Kritisch fragte Nordstokke an, ob die Kirche wirklich bereit sei, sich von Gott senden zu lassen, das Gewohnte zu verlassen und Neues zu wagen. „In vielen Kirchen sind die Strukturen mehr auf Erhaltung des Bestehenden als auf Bewegung und Mission eingestellt“. Deshalb sei nach den Bedingungen missionarischer Erneuerung zu fragen. Man dürfe nicht nostalgisch an frühere, scheinbar glanzvolle Missionszeiten anknüpfen, sondern müsse im Kontext der Moderne auf die Fragen und Nöte der Menschen eingehen. Gerade wenn heutzutage „das Ende der Geschichte“ annonciert werde, sei es die „Gabe und Aufgabe der missionarischen Kirche, Gott als Herrn der Geschichte zu verkünden“. Die Kirche könne dann so handeln, „dass die christliche Hoffnung durch Taten der Liebe und Gerechtigkeit“ sichtbar werde, ermutigte Nordstokke die Synodalen. 

Prof. Dr. Kjell Birger Nordstokke ist Lehrstuhlinhaber für Diakoniewissenschaften in Oslo und ehemaliger Direktor der Abteilung für Mission und Entwicklung des Lutherischen Weltbundes (LWB).

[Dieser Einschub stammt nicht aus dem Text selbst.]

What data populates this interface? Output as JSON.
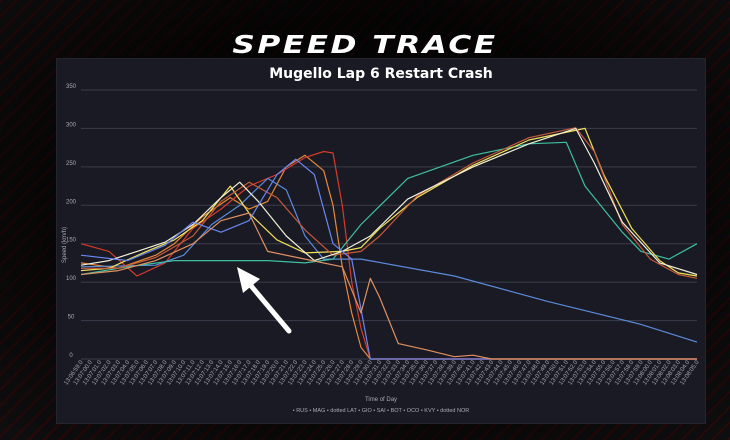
{
  "headline": "SPEED TRACE",
  "chart_data": {
    "type": "line",
    "title": "Mugello Lap 6 Restart Crash",
    "xlabel": "Time of Day",
    "ylabel": "Speed (km/h)",
    "ylim": [
      0,
      350
    ],
    "yticks": [
      "0",
      "50",
      "100",
      "150",
      "200",
      "250",
      "300",
      "350"
    ],
    "grid": true,
    "x_ticks": [
      "13:06:59.0",
      "13:07:00.0",
      "13:07:01.0",
      "13:07:02.0",
      "13:07:03.0",
      "13:07:04.0",
      "13:07:05.0",
      "13:07:06.0",
      "13:07:07.0",
      "13:07:08.0",
      "13:07:09.0",
      "13:07:10.0",
      "13:07:11.0",
      "13:07:12.0",
      "13:07:13.0",
      "13:07:14.0",
      "13:07:15.0",
      "13:07:16.0",
      "13:07:17.0",
      "13:07:18.0",
      "13:07:19.0",
      "13:07:20.0",
      "13:07:21.0",
      "13:07:22.0",
      "13:07:23.0",
      "13:07:24.0",
      "13:07:25.0",
      "13:07:26.0",
      "13:07:27.0",
      "13:07:28.0",
      "13:07:29.0",
      "13:07:30.0",
      "13:07:31.0",
      "13:07:32.0",
      "13:07:33.0",
      "13:07:34.0",
      "13:07:35.0",
      "13:07:36.0",
      "13:07:37.0",
      "13:07:38.0",
      "13:07:39.0",
      "13:07:40.0",
      "13:07:41.0",
      "13:07:42.0",
      "13:07:43.0",
      "13:07:44.0",
      "13:07:45.0",
      "13:07:46.0",
      "13:07:47.0",
      "13:07:48.0",
      "13:07:49.0",
      "13:07:50.0",
      "13:07:51.0",
      "13:07:52.0",
      "13:07:53.0",
      "13:07:54.0",
      "13:07:55.0",
      "13:07:56.0",
      "13:07:57.0",
      "13:07:58.0",
      "13:07:59.0",
      "13:08:00.0",
      "13:08:01.0",
      "13:08:02.0",
      "13:08:03.0",
      "13:08:04.0",
      "13:08:05.0"
    ],
    "legend": "• RUS • MAG • dotted LAT • GIO • SAI • BOT • OCO • KVY • dotted NOR",
    "legend_position": "bottom",
    "series": [
      {
        "name": "RUS",
        "color": "#e8883a",
        "points": [
          [
            0,
            125
          ],
          [
            4,
            118
          ],
          [
            8,
            135
          ],
          [
            10,
            150
          ],
          [
            13,
            185
          ],
          [
            16,
            210
          ],
          [
            18,
            195
          ],
          [
            20,
            205
          ],
          [
            22,
            250
          ],
          [
            24,
            265
          ],
          [
            26,
            245
          ],
          [
            27,
            200
          ],
          [
            28,
            120
          ],
          [
            29,
            60
          ],
          [
            30,
            15
          ],
          [
            31,
            0
          ],
          [
            66,
            0
          ]
        ]
      },
      {
        "name": "MAG",
        "color": "#d63a2c",
        "points": [
          [
            0,
            150
          ],
          [
            3,
            140
          ],
          [
            6,
            108
          ],
          [
            9,
            125
          ],
          [
            12,
            170
          ],
          [
            15,
            195
          ],
          [
            18,
            225
          ],
          [
            21,
            240
          ],
          [
            24,
            262
          ],
          [
            26,
            270
          ],
          [
            27,
            268
          ],
          [
            28,
            200
          ],
          [
            29,
            100
          ],
          [
            30,
            40
          ],
          [
            31,
            0
          ],
          [
            66,
            0
          ]
        ]
      },
      {
        "name": "LAT",
        "color": "#5b8ad8",
        "points": [
          [
            0,
            120
          ],
          [
            8,
            122
          ],
          [
            11,
            135
          ],
          [
            14,
            175
          ],
          [
            17,
            200
          ],
          [
            20,
            235
          ],
          [
            22,
            220
          ],
          [
            24,
            160
          ],
          [
            26,
            130
          ],
          [
            30,
            130
          ],
          [
            40,
            108
          ],
          [
            50,
            75
          ],
          [
            60,
            45
          ],
          [
            66,
            22
          ]
        ]
      },
      {
        "name": "GIO",
        "color": "#3fbfa0",
        "points": [
          [
            0,
            110
          ],
          [
            5,
            120
          ],
          [
            10,
            128
          ],
          [
            15,
            128
          ],
          [
            20,
            128
          ],
          [
            24,
            125
          ],
          [
            27,
            130
          ],
          [
            30,
            175
          ],
          [
            35,
            235
          ],
          [
            42,
            265
          ],
          [
            48,
            280
          ],
          [
            52,
            282
          ],
          [
            54,
            225
          ],
          [
            58,
            165
          ],
          [
            60,
            140
          ],
          [
            63,
            130
          ],
          [
            66,
            150
          ]
        ]
      },
      {
        "name": "SAI",
        "color": "#f1e05a",
        "points": [
          [
            0,
            115
          ],
          [
            3,
            118
          ],
          [
            7,
            140
          ],
          [
            10,
            155
          ],
          [
            13,
            180
          ],
          [
            16,
            225
          ],
          [
            18,
            190
          ],
          [
            21,
            155
          ],
          [
            24,
            138
          ],
          [
            28,
            140
          ],
          [
            30,
            145
          ],
          [
            32,
            170
          ],
          [
            36,
            210
          ],
          [
            42,
            252
          ],
          [
            48,
            285
          ],
          [
            54,
            300
          ],
          [
            56,
            240
          ],
          [
            59,
            170
          ],
          [
            62,
            128
          ],
          [
            64,
            112
          ],
          [
            66,
            108
          ]
        ]
      },
      {
        "name": "BOT",
        "color": "#c55a3a",
        "points": [
          [
            0,
            118
          ],
          [
            4,
            118
          ],
          [
            8,
            132
          ],
          [
            12,
            160
          ],
          [
            15,
            205
          ],
          [
            18,
            230
          ],
          [
            21,
            210
          ],
          [
            24,
            168
          ],
          [
            27,
            135
          ],
          [
            30,
            140
          ],
          [
            32,
            160
          ],
          [
            36,
            212
          ],
          [
            42,
            255
          ],
          [
            48,
            288
          ],
          [
            53,
            301
          ],
          [
            55,
            270
          ],
          [
            58,
            175
          ],
          [
            61,
            130
          ],
          [
            64,
            110
          ],
          [
            66,
            105
          ]
        ]
      },
      {
        "name": "OCO",
        "color": "#f0f0d8",
        "points": [
          [
            0,
            122
          ],
          [
            3,
            128
          ],
          [
            6,
            140
          ],
          [
            9,
            152
          ],
          [
            12,
            175
          ],
          [
            15,
            210
          ],
          [
            17,
            230
          ],
          [
            19,
            205
          ],
          [
            22,
            160
          ],
          [
            25,
            128
          ],
          [
            28,
            140
          ],
          [
            31,
            160
          ],
          [
            35,
            208
          ],
          [
            42,
            250
          ],
          [
            48,
            280
          ],
          [
            53,
            300
          ],
          [
            55,
            255
          ],
          [
            58,
            178
          ],
          [
            62,
            125
          ],
          [
            66,
            110
          ]
        ]
      },
      {
        "name": "KVY",
        "color": "#6a86f0",
        "points": [
          [
            0,
            135
          ],
          [
            5,
            128
          ],
          [
            9,
            148
          ],
          [
            12,
            178
          ],
          [
            15,
            165
          ],
          [
            18,
            180
          ],
          [
            21,
            240
          ],
          [
            23,
            260
          ],
          [
            25,
            240
          ],
          [
            27,
            150
          ],
          [
            29,
            130
          ],
          [
            31,
            0
          ],
          [
            66,
            0
          ]
        ]
      },
      {
        "name": "NOR",
        "color": "#e09060",
        "points": [
          [
            0,
            110
          ],
          [
            4,
            115
          ],
          [
            8,
            128
          ],
          [
            12,
            150
          ],
          [
            15,
            180
          ],
          [
            18,
            190
          ],
          [
            20,
            140
          ],
          [
            24,
            130
          ],
          [
            28,
            120
          ],
          [
            30,
            60
          ],
          [
            31,
            105
          ],
          [
            32,
            80
          ],
          [
            34,
            20
          ],
          [
            37,
            12
          ],
          [
            40,
            3
          ],
          [
            42,
            5
          ],
          [
            44,
            0
          ],
          [
            66,
            0
          ]
        ]
      }
    ]
  }
}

Dem Hauptvortrag auf der Generalsynode waren Interviews mit jungen Erwachsenen vorausgegangen, die im Rahmen ökumenischer Förderprogramme längere Zeit im Ausland verbracht haben. Die Gespräche mit Simone Böhm-Gonzalez, Anneke Butt, Jacob Kriegel und Susanne Küster führten Pfarrer Harald Welge (Braunschweig), Mitglied der Kirchenleitung der VELKD, und der Direktor des Nordelbischen Zentrums für Weltmission und Kirchlichen Weltdienst (NMZ), Pfarrer Dr. Klaus Schäfer (Hamburg).